Nasza Loteria SR - pasek na kartach artykułów

Film ukąszony przez Węże dochodzi praw w sądzie

Urszula Wolak
Urszula Wolak
W niskobudżetowej „Ostrej randce” zagrał popularny aktor Paweł Wilczak
W niskobudżetowej „Ostrej randce” zagrał popularny aktor Paweł Wilczak fot. archiwum
Kontrowersje. Twórca „Ostrej randki” uważa, że inicjator nagród dla najgorszych filmów, naruszył prawo autorskie.

Węże, czyli nagrody przyznawane najgorszym polskim filmom, znów wywołały oburzenie wśród twórców. Rozpoczął się bowiem proces karny, który Maciej Odoliński - reżyser i producent „Ostrej randki” (laureata Wielkiego Węża 2014 roku) wytoczył pomysłodawcy wstydliwych laurów - Kamilowi Śmiałkowskiemu.

Rozprawa sądowa, na co zwraca szczególną uwagę producent, nie jest jednak wymierzona w sam konkurs. Odoliński chce natomiast udowodnić, że Śmiałkowski złamał prawo autorskie nielegalnie upubliczniając fragment jego „Ostrej randki”. Filmowiec zanim jeszcze Akademia Węży oficjalnie ogłosiła werdykt, wysłał pismo, w którym informował organizatorów, że nie godzi się na pokazywanie filmu podczas gali Węży, bo to zdecydowanie obniża jego wartość.

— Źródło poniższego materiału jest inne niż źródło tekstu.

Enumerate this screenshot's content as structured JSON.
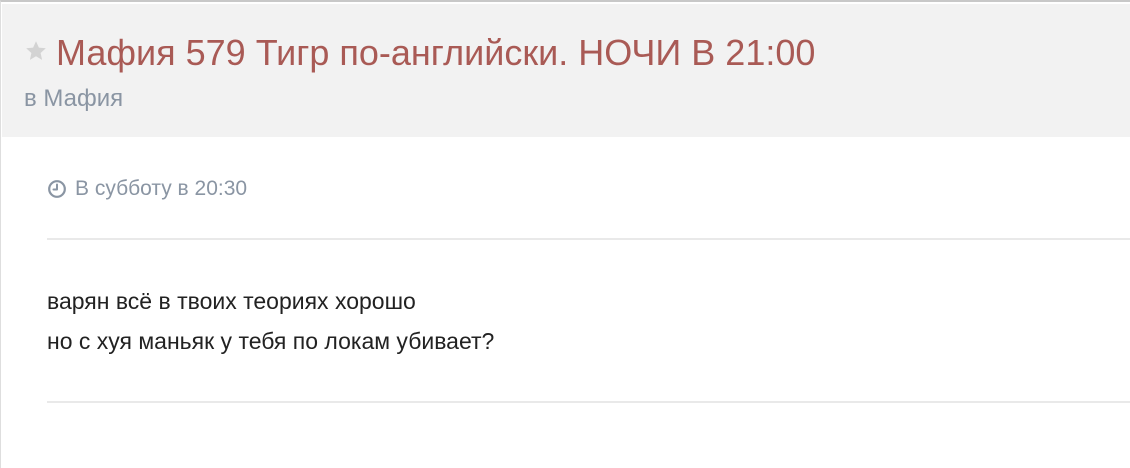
{
  "topic": {
    "title": "Мафия 579 Тигр по-английски. НОЧИ В 21:00",
    "forum_prefix": "в",
    "forum_name": "Мафия"
  },
  "post": {
    "timestamp": "В субботу в 20:30",
    "lines": [
      "варян всё в твоих теориях хорошо",
      "но с хуя маньяк у тебя по локам убивает?"
    ]
  },
  "colors": {
    "title": "#a95a55",
    "meta": "#8a95a3",
    "header_bg": "#f2f2f2",
    "text": "#222222"
  },
  "icons": {
    "follow": "star-icon",
    "time": "clock-icon"
  }
}
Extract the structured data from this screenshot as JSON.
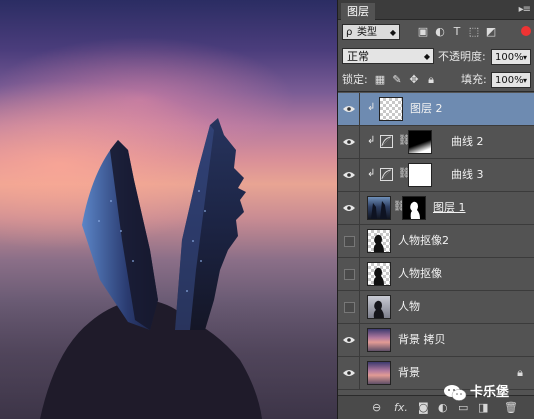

Lądowanie w sądzie za krytykę?

- Nie za krytykę, lecz za wykonanie nielegalnej kopii filmu i upublicznienie jego fragmentów bez zezwolenia – wyjaśnia Odoliński. - Na nikim się nie mszczę i nie sprzeciwiam się krytyce. Nie chodzi też o wprowadzanie jakiejkolwiek cenzury. Domagam się jednak uczciwego traktowania naszego filmu, który - mam tego świadomość - nie jest filmem wybitnym. To produkcja niezależna, niskobudżetowa, rozrywkowa, zrealizowana bez publicznych dotacji, za prywatne pieniądze. Chciałbym, by to widz decydował, czy chce ten film zobaczyć czy nie, a nie nad-krytyk Śmiałkowski, który kłamliwie twierdzi, że reprezentuje zdanie stu krytyków filmowych - mówi Maciej Odoliński, który „Ostrą randkę” wyprodukował w Digital Quest Films.

Poproszony przez nas o komentarz Kamil Śmiałkowski powiedział: - To będzie długi i bardzo ciekawy proces, bo na jednej rozprawie na pewno się nie skończy.

Śmiałkowski twierdzi, że na jego obronę przemawia obowiązujące w Polsce prawo cytatu. Dopuszcza ono przytoczenie w tworzonym przez siebie dziele (w tym przypadku to organizowana przez niego gala Węży) urywków utworów bez zgody ich twórcy i bez uiszczania na jego rzecz wynagrodzenia.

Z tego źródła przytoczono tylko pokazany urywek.